Draconian sentencing laws “that over-punish nonviolent crimes” are one factor adding to the increase in the female prison population at the federal and state level, according to some observers.

Camhi said, “Between 1986 and 2015, drug crimes alone accounted for a 29 percent increase in women going to prison. Approximately 60 percent of women in prison are mothers of a child under the age of 18. Three quarters of those mothers were the primary or sole caretaker.”

“Our theme for MWM-20 is Raising Up the Mother of Civilization: We Charge Genocide,” stated Chionesu. “Our point is we will better educate our people that they will better understand that this society plans to lock up our women and marginalize our children.”

During the July 18 forum, senators Kamala Harris (D-Calif.) and Cory Booker (D-N.J.) discussed the Dignity for Incarcerated Women Act, a bill that aims to establish a more humane environment for incarcerated women by improving visitation policies, banning the shackling of pregnant inmates and offering parenting classes.
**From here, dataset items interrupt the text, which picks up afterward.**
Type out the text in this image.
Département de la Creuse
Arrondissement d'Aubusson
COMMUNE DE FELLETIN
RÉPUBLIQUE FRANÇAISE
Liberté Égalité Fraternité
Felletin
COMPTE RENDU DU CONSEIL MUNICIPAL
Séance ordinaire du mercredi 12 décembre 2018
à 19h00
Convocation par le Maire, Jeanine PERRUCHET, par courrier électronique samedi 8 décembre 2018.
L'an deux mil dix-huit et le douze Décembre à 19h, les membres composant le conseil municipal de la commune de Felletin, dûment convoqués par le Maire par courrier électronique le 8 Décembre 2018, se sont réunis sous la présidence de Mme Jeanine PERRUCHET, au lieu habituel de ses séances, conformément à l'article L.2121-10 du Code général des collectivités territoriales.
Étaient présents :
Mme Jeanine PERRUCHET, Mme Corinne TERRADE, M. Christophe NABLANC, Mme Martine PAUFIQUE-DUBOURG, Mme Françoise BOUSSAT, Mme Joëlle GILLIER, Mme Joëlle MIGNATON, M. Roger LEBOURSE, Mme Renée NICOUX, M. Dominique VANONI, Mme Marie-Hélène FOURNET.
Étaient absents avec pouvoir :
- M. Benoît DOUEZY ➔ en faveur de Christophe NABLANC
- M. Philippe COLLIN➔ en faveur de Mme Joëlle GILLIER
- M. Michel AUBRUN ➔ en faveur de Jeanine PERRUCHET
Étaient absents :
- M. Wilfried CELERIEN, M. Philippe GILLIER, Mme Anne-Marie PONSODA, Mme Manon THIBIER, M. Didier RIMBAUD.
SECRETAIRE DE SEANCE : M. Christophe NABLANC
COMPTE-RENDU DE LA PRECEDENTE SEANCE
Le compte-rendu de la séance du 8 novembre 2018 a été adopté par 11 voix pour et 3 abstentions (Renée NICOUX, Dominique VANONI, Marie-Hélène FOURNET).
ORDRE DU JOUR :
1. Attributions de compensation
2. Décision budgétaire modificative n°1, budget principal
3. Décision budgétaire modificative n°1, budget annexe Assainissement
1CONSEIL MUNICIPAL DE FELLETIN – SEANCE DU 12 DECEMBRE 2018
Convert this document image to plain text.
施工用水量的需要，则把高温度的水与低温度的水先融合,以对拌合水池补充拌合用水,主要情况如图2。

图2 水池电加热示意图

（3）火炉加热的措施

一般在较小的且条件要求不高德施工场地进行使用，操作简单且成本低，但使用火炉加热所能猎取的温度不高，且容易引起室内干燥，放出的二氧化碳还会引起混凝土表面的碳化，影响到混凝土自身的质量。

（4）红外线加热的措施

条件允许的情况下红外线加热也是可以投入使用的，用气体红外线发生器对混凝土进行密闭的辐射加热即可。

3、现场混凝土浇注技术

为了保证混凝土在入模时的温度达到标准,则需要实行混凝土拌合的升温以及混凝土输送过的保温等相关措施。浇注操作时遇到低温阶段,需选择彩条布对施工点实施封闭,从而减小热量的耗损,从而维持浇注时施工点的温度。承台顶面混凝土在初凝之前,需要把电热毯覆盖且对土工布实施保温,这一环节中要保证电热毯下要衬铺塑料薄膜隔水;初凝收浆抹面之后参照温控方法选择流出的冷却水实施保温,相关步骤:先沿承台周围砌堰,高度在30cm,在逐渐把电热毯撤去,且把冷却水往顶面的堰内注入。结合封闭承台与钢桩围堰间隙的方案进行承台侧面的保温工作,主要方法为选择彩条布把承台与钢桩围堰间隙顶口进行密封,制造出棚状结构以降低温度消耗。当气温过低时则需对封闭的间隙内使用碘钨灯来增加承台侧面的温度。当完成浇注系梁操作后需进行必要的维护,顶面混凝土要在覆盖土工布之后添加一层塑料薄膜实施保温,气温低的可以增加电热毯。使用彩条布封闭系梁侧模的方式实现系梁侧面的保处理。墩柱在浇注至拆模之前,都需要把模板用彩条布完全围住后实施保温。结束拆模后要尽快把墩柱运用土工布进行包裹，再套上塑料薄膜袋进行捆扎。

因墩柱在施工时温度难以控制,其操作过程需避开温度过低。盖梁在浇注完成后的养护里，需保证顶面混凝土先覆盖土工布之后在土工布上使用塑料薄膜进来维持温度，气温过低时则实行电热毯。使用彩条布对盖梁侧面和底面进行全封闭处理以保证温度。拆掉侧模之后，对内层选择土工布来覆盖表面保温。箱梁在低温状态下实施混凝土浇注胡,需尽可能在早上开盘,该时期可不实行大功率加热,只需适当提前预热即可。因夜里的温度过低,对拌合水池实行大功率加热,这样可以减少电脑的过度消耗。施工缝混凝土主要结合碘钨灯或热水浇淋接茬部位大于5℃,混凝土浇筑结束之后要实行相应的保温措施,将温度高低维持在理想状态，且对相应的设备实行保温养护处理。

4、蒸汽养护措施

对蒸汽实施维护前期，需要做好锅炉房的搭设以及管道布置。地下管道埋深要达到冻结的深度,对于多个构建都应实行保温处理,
Other topics discussed included the devastating effects of incarceration on mothers and their families, the unique circumstances that land so many women in prison (i.e., mental health issues, histories of trauma and untreated substance abuse), and the extreme challenges women face upon re-entry, according to a press release from the Brennan Center.

Also attending the forum were Oklahoma Gov. Mary Fallin; representatives Ludmya “Mia” Love (R-Utah), Doug Collins (R-GA) and Sheila Jackson Lee (D-Texas); and a number of formerly incarcerated women.